5 nuevojefe 11.01.08 at 10:57 pm

I think this is where partnering comes in if you can’t exercise the discipline to avoid doing this.

Find a balance and work hard on a system that works and if you’re successful with it you may actually be able to do what you do best - create concepts and execute on them - letting someone else be responsible for certain aspects beyond that.

6 Paul 11.02.08 at 7:40 pm

um, yeah.

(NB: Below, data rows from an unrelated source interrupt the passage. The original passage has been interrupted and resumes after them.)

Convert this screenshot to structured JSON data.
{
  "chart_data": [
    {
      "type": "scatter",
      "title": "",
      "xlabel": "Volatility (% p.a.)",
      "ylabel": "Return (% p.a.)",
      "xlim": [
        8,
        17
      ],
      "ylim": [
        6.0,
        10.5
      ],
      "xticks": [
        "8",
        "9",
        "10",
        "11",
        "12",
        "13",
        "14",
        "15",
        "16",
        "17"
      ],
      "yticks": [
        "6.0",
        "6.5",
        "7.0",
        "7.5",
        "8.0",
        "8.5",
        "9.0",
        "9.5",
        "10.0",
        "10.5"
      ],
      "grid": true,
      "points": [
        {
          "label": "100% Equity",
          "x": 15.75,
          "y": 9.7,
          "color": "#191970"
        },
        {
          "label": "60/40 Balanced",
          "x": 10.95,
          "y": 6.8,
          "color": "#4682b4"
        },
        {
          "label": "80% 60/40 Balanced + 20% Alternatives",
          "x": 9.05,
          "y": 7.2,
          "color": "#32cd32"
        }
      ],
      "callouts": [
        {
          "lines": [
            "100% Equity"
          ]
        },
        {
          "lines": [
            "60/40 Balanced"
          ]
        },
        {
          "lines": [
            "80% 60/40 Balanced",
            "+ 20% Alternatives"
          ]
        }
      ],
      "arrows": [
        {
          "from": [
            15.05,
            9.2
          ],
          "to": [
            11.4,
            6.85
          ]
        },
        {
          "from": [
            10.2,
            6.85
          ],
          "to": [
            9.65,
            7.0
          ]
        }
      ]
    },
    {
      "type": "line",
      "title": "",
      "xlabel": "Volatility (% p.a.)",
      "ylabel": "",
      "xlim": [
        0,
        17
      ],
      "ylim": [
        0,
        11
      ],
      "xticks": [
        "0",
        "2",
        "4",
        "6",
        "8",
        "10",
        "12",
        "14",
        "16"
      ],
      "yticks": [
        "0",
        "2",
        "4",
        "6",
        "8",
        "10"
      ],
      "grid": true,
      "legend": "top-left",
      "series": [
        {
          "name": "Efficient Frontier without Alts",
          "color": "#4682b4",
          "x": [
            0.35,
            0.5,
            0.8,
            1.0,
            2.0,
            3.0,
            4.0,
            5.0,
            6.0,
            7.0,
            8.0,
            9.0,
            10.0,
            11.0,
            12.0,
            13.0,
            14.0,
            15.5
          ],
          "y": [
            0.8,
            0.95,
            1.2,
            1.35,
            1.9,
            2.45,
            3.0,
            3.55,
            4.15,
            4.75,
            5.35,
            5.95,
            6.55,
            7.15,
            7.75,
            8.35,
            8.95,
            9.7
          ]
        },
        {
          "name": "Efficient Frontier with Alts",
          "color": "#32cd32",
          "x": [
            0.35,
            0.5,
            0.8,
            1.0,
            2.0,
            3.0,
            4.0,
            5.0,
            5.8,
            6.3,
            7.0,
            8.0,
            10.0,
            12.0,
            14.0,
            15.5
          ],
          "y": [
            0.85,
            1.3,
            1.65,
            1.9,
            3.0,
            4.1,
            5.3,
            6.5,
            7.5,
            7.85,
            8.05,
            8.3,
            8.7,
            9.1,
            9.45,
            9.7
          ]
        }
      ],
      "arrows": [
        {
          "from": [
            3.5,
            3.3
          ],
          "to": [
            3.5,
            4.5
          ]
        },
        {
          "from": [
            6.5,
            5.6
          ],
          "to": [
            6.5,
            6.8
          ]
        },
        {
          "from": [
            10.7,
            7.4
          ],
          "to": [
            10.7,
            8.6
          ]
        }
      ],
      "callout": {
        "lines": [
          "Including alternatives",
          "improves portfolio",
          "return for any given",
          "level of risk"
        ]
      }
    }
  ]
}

It’s called sticktoitiveness, the lack of which has been the bane of my entire existence - but I’m starting something now that’s gonna be freakin’ hawt! ;-)

In all seriousness though, the proliferation of such behavior is in part due to the marketers (and I use that term loosely) whose entire business model is built on selling dreams rather than teaching reality.

Spend an hour a week in front of the computer in your underwear and you’ll be filthy rich!

Not.

Rae Hoffman 7 Rae Hoffman 11.04.08 at 11:31 am

Yeah, don’t get me wrong - having a partner has been good for me, but I still own other sites outside of that partnership and can’t always depend on him to get my ass in gear, if that makes sense ;-)

@paul everyone is always looking for the silver bullet (see #3 in the series LOL)

eathan 8 eathan 11.14.08 at 7:07 pm

Then again, if the habit was really really really bad, a person could do alright. A few hundred half finished websites could generate a decent income…

9 Leicester Design 01.05.09 at 7:56 am

I think this one of the key problems most developers have, they spend ages designing and developing a site, but when it comes to marketing they get lazy and leave the site, in my eyes half done.
I agree with eathan though, having a 100 half finished sites could still help generate a decent income with a little luck, but still nowhere near the potential income of 10 well made marketed websites.